Ainsi le président Obama a-t-il annoncé hier son plan pour un contrôle plus strict des armes. Il l'a fait un mois après le massacre de Newtown, au Connecticut. C'était le 14 décembre. Un jour noir où un tireur fou a fait irruption dans une école. Ce soir-là, 20 enfants de 6 et 7 ans ne sont pas rentrés à la maison. Leur vie s'est arrêtée dans une flaque de sang. Comme celle de six adultes qui ont tenté de les protéger. L'Amérique a pleuré comme elle a rarement pleuré. L'horreur et l'effroi à son comble.

Ce n'était pas la première tuerie du genre dans ce pays où on compte presque autant d'armes que d'habitants. Il y a eu Columbine, il y a eu Virginia Tech, il y en a eu tant d'autres... Il y a eu toutes ces fois où on a dit «plus jamais» sans que cela change quoi que ce soit. Mais au lendemain de la tragédie de Newtown, pour la première fois peut-être dans l'histoire américaine, devant les tombes de ces enfants au visage angélique, il semble y avoir eu une prise de conscience plus profonde. Après le sang et les larmes, l'indignation et la volonté d'agir.

La plupart des mesures proposées par Obama pour éviter que de telles tragédies se reproduisent et pour lutter contre la violence «ordinaire» attribuable aux armes tombent sous le sens. En matière de contrôle des armes, les États-Unis ont les lois les moins sévères de tous les pays industrialisés. Les enfants américains de 5 à 14 ans ont 13 fois plus de risques d'être tués avec des armes à feu que les enfants des autres pays industrialisés. Ce n'est pas normal.
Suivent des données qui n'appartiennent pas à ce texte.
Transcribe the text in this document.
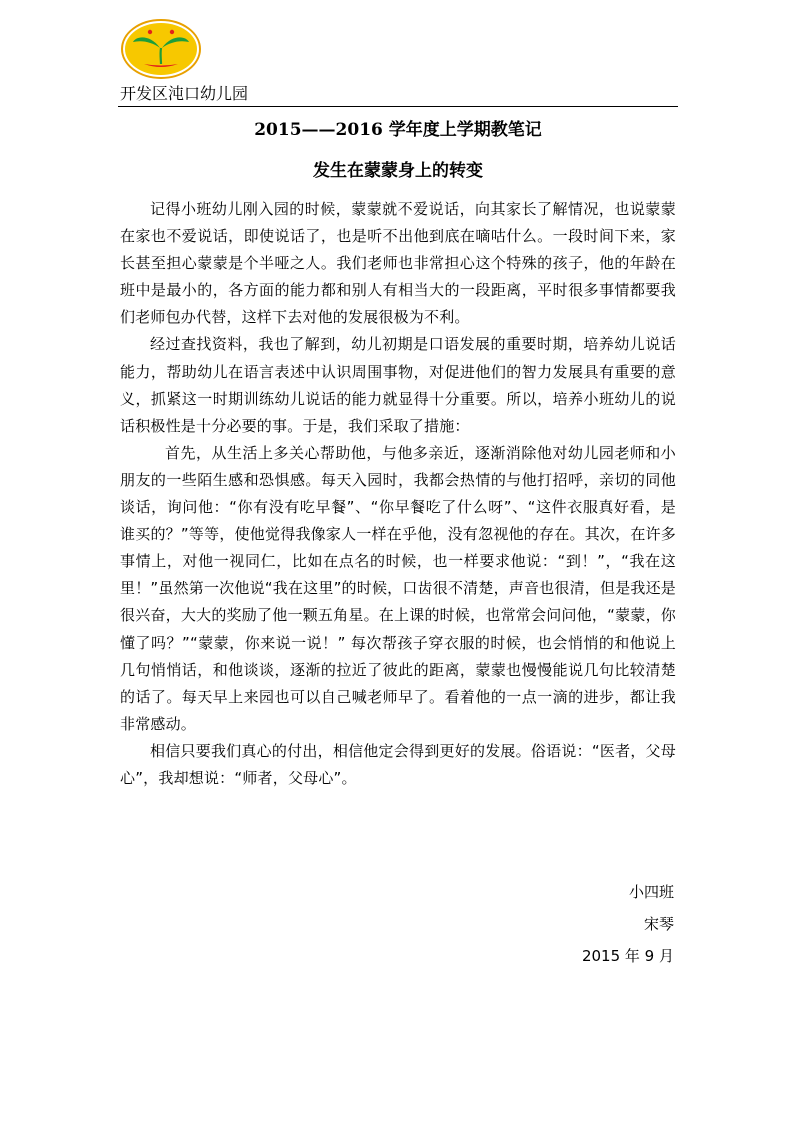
开发区沌口幼儿园
2015——2016 学年度上学期教笔记
发生在蒙蒙身上的转变

记得小班幼儿刚入园的时候，蒙蒙就不爱说话，向其家长了解情况，也说蒙蒙在家也不爱说话，即使说话了，也是听不出他到底在嘀咕什么。一段时间下来，家长甚至担心蒙蒙是个半哑之人。我们老师也非常担心这个特殊的孩子，他的年龄在班中是最小的，各方面的能力都和别人有相当大的一段距离，平时很多事情都要我们老师包办代替，这样下去对他的发展很极为不利。

经过查找资料，我也了解到，幼儿初期是口语发展的重要时期，培养幼儿说话能力，帮助幼儿在语言表述中认识周围事物，对促进他们的智力发展具有重要的意义，抓紧这一时期训练幼儿说话的能力就显得十分重要。所以，培养小班幼儿的说话积极性是十分必要的事。于是，我们采取了措施：

首先，从生活上多关心帮助他，与他多亲近，逐渐消除他对幼儿园老师和小朋友的一些陌生感和恐惧感。每天入园时，我都会热情的与他打招呼，亲切的同他谈话，询问他：“你有没有吃早餐”、“你早餐吃了什么呀”、“这件衣服真好看，是谁买的？”等等，使他觉得我像家人一样在乎他，没有忽视他的存在。其次，在许多事情上，对他一视同仁，比如在点名的时候，也一样要求他说：“到！”，“我在这里！”虽然第一次他说“我在这里”的时候，口齿很不清楚，声音也很清，但是我还是很兴奋，大大的奖励了他一颗五角星。在上课的时候，也常常会问问他，“蒙蒙，你懂了吗？”“蒙蒙，你来说一说！” 每次帮孩子穿衣服的时候，也会悄悄的和他说上几句悄悄话，和他谈谈，逐渐的拉近了彼此的距离，蒙蒙也慢慢能说几句比较清楚的话了。每天早上来园也可以自己喊老师早了。看着他的一点一滴的进步，都让我非常感动。

相信只要我们真心的付出，相信他定会得到更好的发展。俗语说：“医者，父母心”，我却想说：“师者，父母心”。

小四班
宋琴
2015 年 9 月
Le plan d'Obama inclut un renforcement de la vérification des antécédents des acheteurs d'armes et la volonté d'empêcher des personnes dangereuses d'y avoir accès. En ce moment, 40% des armes vendues aux États-Unis échappent à de tels contrôles. Le président a aussi appelé le Congrès à interdire les chargeurs de grande capacité et les armes d'assaut. Ça semble aller de soi. Ce qui ne veut pas dire que ce sera simple.
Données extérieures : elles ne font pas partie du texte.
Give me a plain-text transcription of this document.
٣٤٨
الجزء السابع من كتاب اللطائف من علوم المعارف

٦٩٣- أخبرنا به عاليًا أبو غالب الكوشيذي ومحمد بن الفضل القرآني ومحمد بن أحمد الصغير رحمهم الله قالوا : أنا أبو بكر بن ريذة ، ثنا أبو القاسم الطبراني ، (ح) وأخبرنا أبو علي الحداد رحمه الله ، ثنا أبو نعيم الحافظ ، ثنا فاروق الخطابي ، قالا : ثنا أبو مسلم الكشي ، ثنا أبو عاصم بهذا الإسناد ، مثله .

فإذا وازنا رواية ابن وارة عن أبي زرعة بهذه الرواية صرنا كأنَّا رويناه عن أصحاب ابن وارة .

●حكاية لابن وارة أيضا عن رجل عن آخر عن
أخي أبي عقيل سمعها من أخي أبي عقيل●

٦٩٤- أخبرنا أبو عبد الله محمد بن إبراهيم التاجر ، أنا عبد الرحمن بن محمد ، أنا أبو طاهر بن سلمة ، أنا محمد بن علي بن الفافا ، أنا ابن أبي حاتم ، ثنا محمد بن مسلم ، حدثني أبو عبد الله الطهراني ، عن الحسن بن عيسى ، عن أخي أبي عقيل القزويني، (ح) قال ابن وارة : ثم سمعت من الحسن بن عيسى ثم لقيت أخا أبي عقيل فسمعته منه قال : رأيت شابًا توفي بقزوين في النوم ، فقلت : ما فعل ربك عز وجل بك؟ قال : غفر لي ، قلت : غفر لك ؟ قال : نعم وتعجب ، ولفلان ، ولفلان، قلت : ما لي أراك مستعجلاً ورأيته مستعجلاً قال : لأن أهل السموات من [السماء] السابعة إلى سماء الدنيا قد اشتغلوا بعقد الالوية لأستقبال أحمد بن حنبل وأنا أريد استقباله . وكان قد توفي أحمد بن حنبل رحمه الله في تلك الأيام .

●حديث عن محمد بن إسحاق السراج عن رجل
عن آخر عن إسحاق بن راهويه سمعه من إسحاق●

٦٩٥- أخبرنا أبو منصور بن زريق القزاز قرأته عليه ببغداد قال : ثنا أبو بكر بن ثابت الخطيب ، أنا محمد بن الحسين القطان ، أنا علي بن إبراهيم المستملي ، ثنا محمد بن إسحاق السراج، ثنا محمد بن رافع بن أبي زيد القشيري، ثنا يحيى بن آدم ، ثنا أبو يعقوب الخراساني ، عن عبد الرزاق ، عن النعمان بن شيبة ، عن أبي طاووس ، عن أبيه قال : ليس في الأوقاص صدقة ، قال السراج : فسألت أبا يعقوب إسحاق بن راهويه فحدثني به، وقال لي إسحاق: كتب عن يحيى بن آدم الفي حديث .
Obama a beau dire qu'il mettra tout son poids pour que les choses changent, ses adversaires ont le pouvoir de bloquer les mesures qui mécontentent le puissant lobby des marchands d'armes, déjà prêt à mener la «bataille du siècle». D'où cet appel du président aux citoyens pour qu'ils fassent pression sur leurs élus. «Demandez-leur ce qui est le plus important: avoir une bonne note du lobby des armes, qui finance leurs campagnes, à tout prix? Ou rassurer les parents qui déposent leurs enfants à l'école primaire?»

Le 14 décembre, des parents ont déposé leurs enfants à l'école Sandy Hook sans savoir que c'était la dernière fois qu'ils pouvaient les serrer dans leurs bras. Parmi ces enfants, il y avait Grace, 7 ans, a rappelé hier le président Obama à la toute fin de son discours. Une belle petite fille joyeuse. Elle aimait le rose. Elle aimait la plage. Elle rêvait de devenir peintre.

Grace est morte sous les balles du tireur de Sandy Hook. Son père a donné une de ses peintures à Barack Obama. Le président l'a accrochée dans son bureau. Chaque fois qu'il la regarde, il pense à Grace. À sa courte vie et à celle qu'elle n'a pas vécue. Et à la responsabilité d'agir, en son nom et au nom de toutes les victimes de violence aux États-Unis. Pour dire une fois pour toutes «plus jamais».